Another outcome of this:

The performance of my implementation also varies in the order of a magnitude in a short 5 minutes of lifetime in real time. At the start, there is random organization. Any new input would cause a lot of changes in synapse connections inside the spatial pooler. As the time goes on, inputs are classified into buckets and you tend to see familiar activations. This allows spatial pooler to work less because there is less to be corrected. Same with the temporal memory; the better it models, the less it needs any changes.

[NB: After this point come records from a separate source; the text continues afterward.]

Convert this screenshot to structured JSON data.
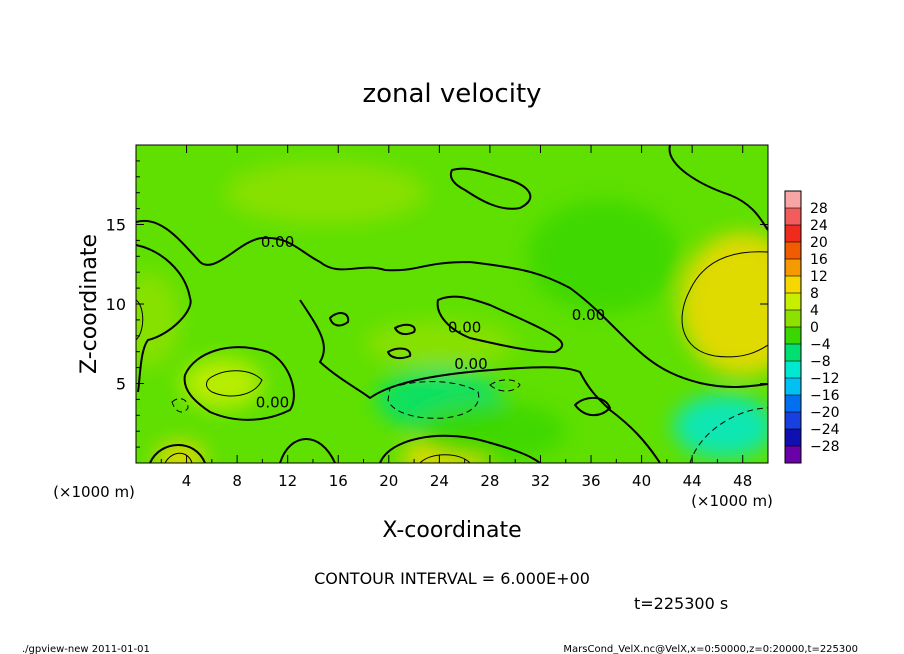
{
  "chart_data": {
    "type": "heatmap",
    "title": "zonal velocity",
    "xlabel": "X-coordinate",
    "ylabel": "Z-coordinate",
    "x_unit": "(×1000 m)",
    "y_unit": "(×1000 m)",
    "xlim": [
      0,
      50
    ],
    "ylim": [
      0,
      20
    ],
    "x_ticks": [
      4,
      8,
      12,
      16,
      20,
      24,
      28,
      32,
      36,
      40,
      44,
      48
    ],
    "y_ticks": [
      5,
      10,
      15
    ],
    "contour_interval_label": "CONTOUR INTERVAL = 6.000E+00",
    "time_label": "t=225300 s",
    "colorbar": {
      "labels": [
        28,
        24,
        20,
        16,
        12,
        8,
        4,
        0,
        -4,
        -8,
        -12,
        -16,
        -20,
        -24,
        -28
      ],
      "colors": [
        "#f7a5a5",
        "#f25c5c",
        "#f02a1c",
        "#f25c00",
        "#f59a00",
        "#f6d800",
        "#c8ef00",
        "#8ee000",
        "#3ad600",
        "#00e070",
        "#00e8d0",
        "#00c0f4",
        "#0070f0",
        "#1840e0",
        "#1010b0",
        "#6a00a8"
      ]
    },
    "contour_labels": [
      {
        "text": "0.00",
        "x": 11.2,
        "y": 13.6
      },
      {
        "text": "0.00",
        "x": 26.0,
        "y": 8.2
      },
      {
        "text": "0.00",
        "x": 35.8,
        "y": 9.0
      },
      {
        "text": "0.00",
        "x": 26.5,
        "y": 5.9
      },
      {
        "text": "0.00",
        "x": 10.8,
        "y": 3.5
      }
    ],
    "blobs": [
      {
        "x": 48.0,
        "y": 10.0,
        "rx": 5.0,
        "ry": 4.5,
        "value": 9
      },
      {
        "x": 6.8,
        "y": 5.0,
        "rx": 3.2,
        "ry": 1.6,
        "value": 8
      },
      {
        "x": 3.5,
        "y": 0.3,
        "rx": 2.0,
        "ry": 1.0,
        "value": 10
      },
      {
        "x": 24.5,
        "y": 0.3,
        "rx": 3.5,
        "ry": 1.2,
        "value": 10
      },
      {
        "x": 24.0,
        "y": 4.0,
        "rx": 5.0,
        "ry": 2.0,
        "value": -6
      },
      {
        "x": 46.5,
        "y": 2.3,
        "rx": 4.0,
        "ry": 2.0,
        "value": -8
      },
      {
        "x": 37.0,
        "y": 13.0,
        "rx": 6.0,
        "ry": 3.5,
        "value": -3
      },
      {
        "x": 28.0,
        "y": 2.0,
        "rx": 6.0,
        "ry": 1.8,
        "value": -3
      },
      {
        "x": 1.0,
        "y": 9.0,
        "rx": 2.5,
        "ry": 3.0,
        "value": 4
      },
      {
        "x": 15.0,
        "y": 17.0,
        "rx": 8.0,
        "ry": 2.0,
        "value": 3
      },
      {
        "x": 24.0,
        "y": 7.5,
        "rx": 6.0,
        "ry": 1.5,
        "value": 3
      }
    ]
  },
  "footer": {
    "left": "./gpview-new  2011-01-01",
    "right": "MarsCond_VelX.nc@VelX,x=0:50000,z=0:20000,t=225300"
  }
}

Also, any change in spatial pooler also necessitates a lot of change in temporal memory most of the time.

In short, the better it models, the faster it runs.

2 Likes

Well, this is what would intuitively make sense but it doesn’t explain why a constant input also runs slowly.
An input that doesn’t change should be the easiest to predict with minimal effort, yet there is something that trips the HTM about it.

Oh I think that may be because of global inhibition, synapse bumping and boosting mechanisms. Every column would be trying to learn the same thing. Which in turn leads to a lot of preactive columns before the inhibition phase. When the input is constant, the columns would all compete in every single iteration for becoming active because that is how HTM is designed.

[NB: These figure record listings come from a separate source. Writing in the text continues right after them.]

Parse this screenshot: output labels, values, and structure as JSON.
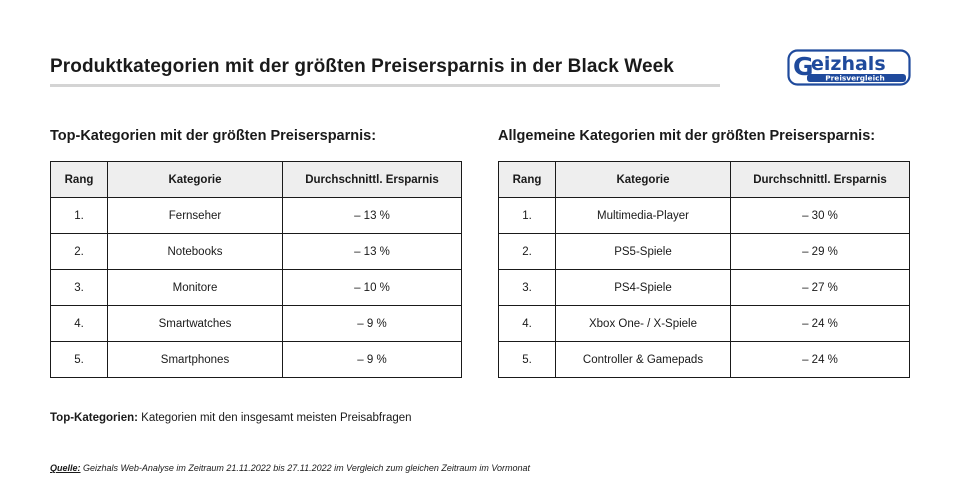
{
  "header": {
    "title": "Produktkategorien mit der größten Preisersparnis in der Black Week",
    "logo": {
      "name": "Geizhals",
      "tagline": "Preisvergleich",
      "color": "#1f4a9c"
    }
  },
  "left_table": {
    "title": "Top-Kategorien mit der größten Preisersparnis:",
    "columns": [
      "Rang",
      "Kategorie",
      "Durchschnittl. Ersparnis"
    ],
    "rows": [
      {
        "rank": "1.",
        "category": "Fernseher",
        "saving": "– 13 %"
      },
      {
        "rank": "2.",
        "category": "Notebooks",
        "saving": "– 13 %"
      },
      {
        "rank": "3.",
        "category": "Monitore",
        "saving": "– 10 %"
      },
      {
        "rank": "4.",
        "category": "Smartwatches",
        "saving": "– 9 %"
      },
      {
        "rank": "5.",
        "category": "Smartphones",
        "saving": "– 9 %"
      }
    ]
  },
  "right_table": {
    "title": "Allgemeine Kategorien mit der größten Preisersparnis:",
    "columns": [
      "Rang",
      "Kategorie",
      "Durchschnittl. Ersparnis"
    ],
    "rows": [
      {
        "rank": "1.",
        "category": "Multimedia-Player",
        "saving": "– 30 %"
      },
      {
        "rank": "2.",
        "category": "PS5-Spiele",
        "saving": "– 29 %"
      },
      {
        "rank": "3.",
        "category": "PS4-Spiele",
        "saving": "– 27 %"
      },
      {
        "rank": "4.",
        "category": "Xbox One- / X-Spiele",
        "saving": "– 24 %"
      },
      {
        "rank": "5.",
        "category": "Controller & Gamepads",
        "saving": "– 24 %"
      }
    ]
  },
  "note": {
    "label": "Top-Kategorien:",
    "text": " Kategorien mit den insgesamt meisten Preisabfragen"
  },
  "source": {
    "label": "Quelle:",
    "text": " Geizhals Web-Analyse im Zeitraum 21.11.2022 bis 27.11.2022 im Vergleich zum gleichen Zeitraum im Vormonat"
  }
}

I moved this from #nupic:developers into #nupic (the developers’ forum is for NuPIC contributor discussions).

@dorinclisu Just to clear this up… you are running NuPIC, right? And you said you’re using C++ so you’re the C++ Network API directly? So this is purely nupic.core with no python?

I use the nupic.core algorithms directly without the network engine because I find it easier to handle the regions on my own (at least for now) than understand the API.

@dorinclisu it seems as though you are using an old implementation of Temporal Memory (Cells4 TP). You should try using the newer and heavily optimized TemporalMemory.cpp (https://github.com/numenta/nupic.core/blob/master/src/nupic/algorithms/TemporalMemory.cpp). This should provide a substantial speed up to the examples you are working with.

1 Like

Thanks for the tip, I’m aware of the new temporal memory and will try it soon, I’m still in the learning process.

1 Like

Glad to hear it; just a bit of a warning. When @mrcslws optimized the TM he cleaned up a lot of the things that Cells4 was doing that it wasn’t supposed to be doing. For that reason, I warn against using Cells4 to try to understand the TM. It uses backtracking and some other techniques that are completely gone in the new implementation.

TM is even more wild when it comes to runtime. In ideal cases it is faster than TP (and gives much better predictions), but it can also be much slower.

Running similar tests, I got:

  1. Input is a sine-wave: SP+TM ~ 6 seconds
  2. Input is a constant: SP+TM ~ 15 seconds, SP only ~ 13 seconds
  3. Input is a sine-wave the first 1/10 samples and constant afterwards: SP+TM ~ 6.1 seconds
  4. Input is a sine-wave with 5% noise: SP+TM ~ 21 seconds
  5. Input is 100% noise: SP+TM ~ 53 seconds
  6. Constant sparse vector (2% density) as direct input to TM: TM only ~ 9 seconds

I realize this is by no means a consistent test suite, instead it’s what I intuitively came up with while trying to make any sense out of the numbers.

So far it seems pointless to benchmark the speed of the algorithms without assigning an objective metric to the ratio valuable_insight_of_analysis / computational_cost because the sensitivity to input data is high and it is difficult to verify (outside of HTM) which or how many hidden patterns are contained in the data. Does anyone have an idea about such a metric?